Domination continues in many legalized forms, which can make the continuing violence of settler colonialism more difficult to see. What Rifkin calls “juridical time” aligns with the progressive time of settler expansion and supports an unquestioned right to territory that, in another temporal frame, might be difficult to claim legitimately. If we trace the origins of property law in North America without assuming settler expansion as inevitable, what different stories or ways of dwelling together become possible? Can we call the stories the different sides would tell a shared history – and what would it mean if we did?
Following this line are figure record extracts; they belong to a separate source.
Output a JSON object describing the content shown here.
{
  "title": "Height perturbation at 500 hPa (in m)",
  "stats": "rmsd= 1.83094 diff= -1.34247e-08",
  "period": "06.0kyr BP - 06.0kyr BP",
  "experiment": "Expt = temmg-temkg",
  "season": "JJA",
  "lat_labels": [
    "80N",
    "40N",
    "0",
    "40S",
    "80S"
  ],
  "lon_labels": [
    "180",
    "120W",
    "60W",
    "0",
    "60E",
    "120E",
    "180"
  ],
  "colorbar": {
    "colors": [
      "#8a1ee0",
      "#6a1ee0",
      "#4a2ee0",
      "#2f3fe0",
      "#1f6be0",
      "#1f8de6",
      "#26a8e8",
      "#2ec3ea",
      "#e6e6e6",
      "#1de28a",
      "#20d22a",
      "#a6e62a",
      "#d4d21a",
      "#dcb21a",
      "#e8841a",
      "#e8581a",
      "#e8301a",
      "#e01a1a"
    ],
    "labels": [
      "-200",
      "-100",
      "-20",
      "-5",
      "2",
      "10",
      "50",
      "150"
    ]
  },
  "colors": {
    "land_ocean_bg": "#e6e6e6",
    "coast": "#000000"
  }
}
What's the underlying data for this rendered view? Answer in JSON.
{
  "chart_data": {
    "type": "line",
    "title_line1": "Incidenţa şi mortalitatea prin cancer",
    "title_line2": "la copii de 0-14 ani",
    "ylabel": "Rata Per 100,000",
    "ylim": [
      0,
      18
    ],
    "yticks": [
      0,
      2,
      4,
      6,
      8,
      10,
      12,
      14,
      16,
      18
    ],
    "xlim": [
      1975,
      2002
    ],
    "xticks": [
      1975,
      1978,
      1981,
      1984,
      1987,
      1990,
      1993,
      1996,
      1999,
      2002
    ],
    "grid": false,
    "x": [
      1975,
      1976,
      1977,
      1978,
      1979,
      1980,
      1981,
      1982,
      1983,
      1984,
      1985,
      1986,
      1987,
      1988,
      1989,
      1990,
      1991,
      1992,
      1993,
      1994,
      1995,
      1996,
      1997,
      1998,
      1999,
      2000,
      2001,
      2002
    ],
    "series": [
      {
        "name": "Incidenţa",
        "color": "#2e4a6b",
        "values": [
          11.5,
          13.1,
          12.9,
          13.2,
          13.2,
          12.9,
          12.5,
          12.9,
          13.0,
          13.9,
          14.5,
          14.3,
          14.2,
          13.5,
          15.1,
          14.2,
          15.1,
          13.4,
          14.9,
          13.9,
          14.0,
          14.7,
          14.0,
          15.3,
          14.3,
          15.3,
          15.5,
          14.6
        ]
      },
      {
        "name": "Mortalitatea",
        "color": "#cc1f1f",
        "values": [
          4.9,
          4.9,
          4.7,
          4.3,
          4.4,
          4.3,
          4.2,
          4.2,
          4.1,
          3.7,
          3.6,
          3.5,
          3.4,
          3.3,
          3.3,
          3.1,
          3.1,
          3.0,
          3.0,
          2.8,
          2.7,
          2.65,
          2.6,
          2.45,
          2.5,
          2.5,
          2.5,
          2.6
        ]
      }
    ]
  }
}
Rifkin argues, in the book’s Coda, for deferring juridical time or, at least for a while, suspending the question of how temporal sovereignty might be addressed in colonial legal processes. What this means, basically, is that he doesn’t show how to fix the problem of juridical time in colonial courts – which may seem like a way of evading a key question. But Rifkin’s point in arguing for deferring juridical time is that, while it matters how alternative temporalities may be heard or left unheard by dominant structures like courts of law, not everything is or should be accomplished in settler time. His argument resonates with work by contemporary Indigenous scholars such as Audra Simpson, Gerald Vizenor, Glen Coulthard, Taiaiake Alfred, Leanne Simpson and Kim Tallbear, who emphasize refusal as a mode of indigenous survivance. Specifically, Rifkin’s argument refuses to fit Indigenous time, truths or narratives into colonizing frames. To offer solutions to a whole history of Native American displacements in colonial courts is to miss the point about Native temporal sovereignty and sovereignty in general: its terms are not reducible to those of the colonizers. Rifkin shows that settlers tend to think about time in such a way that they do not recognize their role in colonialism and thus do not see that they are responsible for its continuing harms. And so his book aims not only to open up space (or time) for indigenous temporality but also to provoke the settler reader to rethink time and space for the sake of justice. As none of this is past, an inward-looking focus on indigenous renewal (what Leanne Simpson calls “resurgence”) is as necessary to dismantling settler colonial hold on the meanings of time and governance as is fighting domination in colonial institutions. And new possibility may surface at any moment.